Social media is great for short-term sharing, but things quickly disappear into the stream.  The next step is to have some sort of home on the Internet where you can collect things.  That could be a portfolio website or a blog, whichever is easier for you to set up.  Having your own domain is even better because it gives you some protection for when you need to change the underlying service.  If I want to recommend you to someone, or show them your projects, I should be able to send them a link; not suggest they sift through your social media profile looking for the important bits.

Make the time to write up a blog post about the project at the end. Get into the habit of taking photos and videos of things as they progress. Write things yourself and find your own voice, or make room in the budget to pay someone to film it or write about it for you. Or both.

It’s not about Marketing, at least not what anyone imagines when they think about marketing with a big M. It’s just about talking to people about what you do. Don’t worry about repeating yourself, just find different ways to talk about and show what you do rather than posting the same tweet again and again.
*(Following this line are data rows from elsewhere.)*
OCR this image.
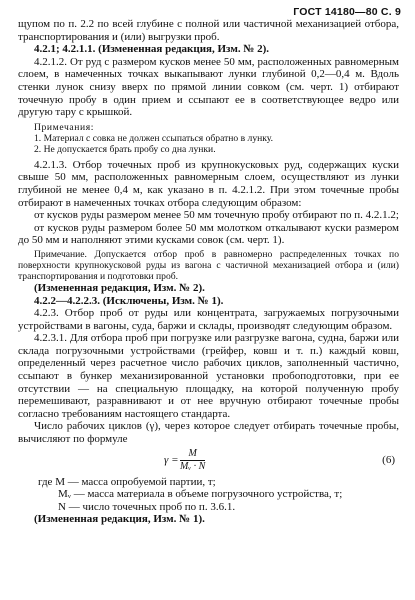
ГОСТ 14180—80 С. 9

щупом по п. 2.2 по всей глубине с полной или частичной механизацией отбора, транспортирования и (или) выгрузки проб.

4.2.1; 4.2.1.1. (Измененная редакция, Изм. № 2).

4.2.1.2. От руд с размером кусков менее 50 мм, расположенных равномерным слоем, в намеченных точках выкапывают лунки глубиной 0,2—0,4 м. Вдоль стенки лунок снизу вверх по прямой линии совком (см. черт. 1) отбирают точечную пробу в один прием и ссыпают ее в соответствующее ведро или другую тару с крышкой.

Примечания:

1. Материал с совка не должен ссыпаться обратно в лунку.

2. Не допускается брать пробу со дна лунки.

4.2.1.3. Отбор точечных проб из крупнокусковых руд, содержащих куски свыше 50 мм, расположенных равномерным слоем, осуществляют из лунки глубиной не менее 0,4 м, как указано в п. 4.2.1.2. При этом точечные пробы отбирают в намеченных точках отбора следующим образом:

от кусков руды размером менее 50 мм точечную пробу отбирают по п. 4.2.1.2;

от кусков руды размером более 50 мм молотком откалывают куски размером до 50 мм и наполняют этими кусками совок (см. черт. 1).

Примечание. Допускается отбор проб в равномерно распределенных точках по поверхности крупнокусковой руды из вагона с частичной механизацией отбора и (или) транспортирования и подготовки проб.

(Измененная редакция, Изм. № 2).

4.2.2—4.2.2.3. (Исключены, Изм. № 1).

4.2.3. Отбор проб от руды или концентрата, загружаемых погрузочными устройствами в вагоны, суда, баржи и склады, производят следующим образом.

4.2.3.1. Для отбора проб при погрузке или разгрузке вагона, судна, баржи или склада погрузочными устройствами (грейфер, ковш и т. п.) каждый ковш, определенный через расчетное число рабочих циклов, заполненный частично, ссыпают в бункер механизированной установки пробоподготовки, при ее отсутствии — на специальную площадку, на которой полученную пробу перемешивают, разравнивают и от нее вручную отбирают точечные пробы согласно требованиям настоящего стандарта.

Число рабочих циклов (γ), через которое следует отбирать точечные пробы, вычисляют по формуле

$\gamma = \frac{M}{\text{Mᵥ · N}}$	(6)

где M — масса опробуемой партии, т;

Mᵥ — масса материала в объеме погрузочного устройства, т;

N — число точечных проб по п. 3.6.1.

(Измененная редакция, Изм. № 1).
We’re humans, not robots.

We’re also a community. One full of people doing amazing work.

We should support each other in sharing our work.  Remind and encourage each other to post photos or write things up.  Shout about others’ achievements: it’s always easier to talk about someone else’s work than your own, so we should do that for each other.  It’s not about mindless retweets, but sharing good work and interesting projects when you see them.

Step Three: Go to Step One.

Success isn’t about discovering “this one neat trick” to short-cut the work.  It is built on lots of small steps and achievements.  The next big thing is a lot of small things.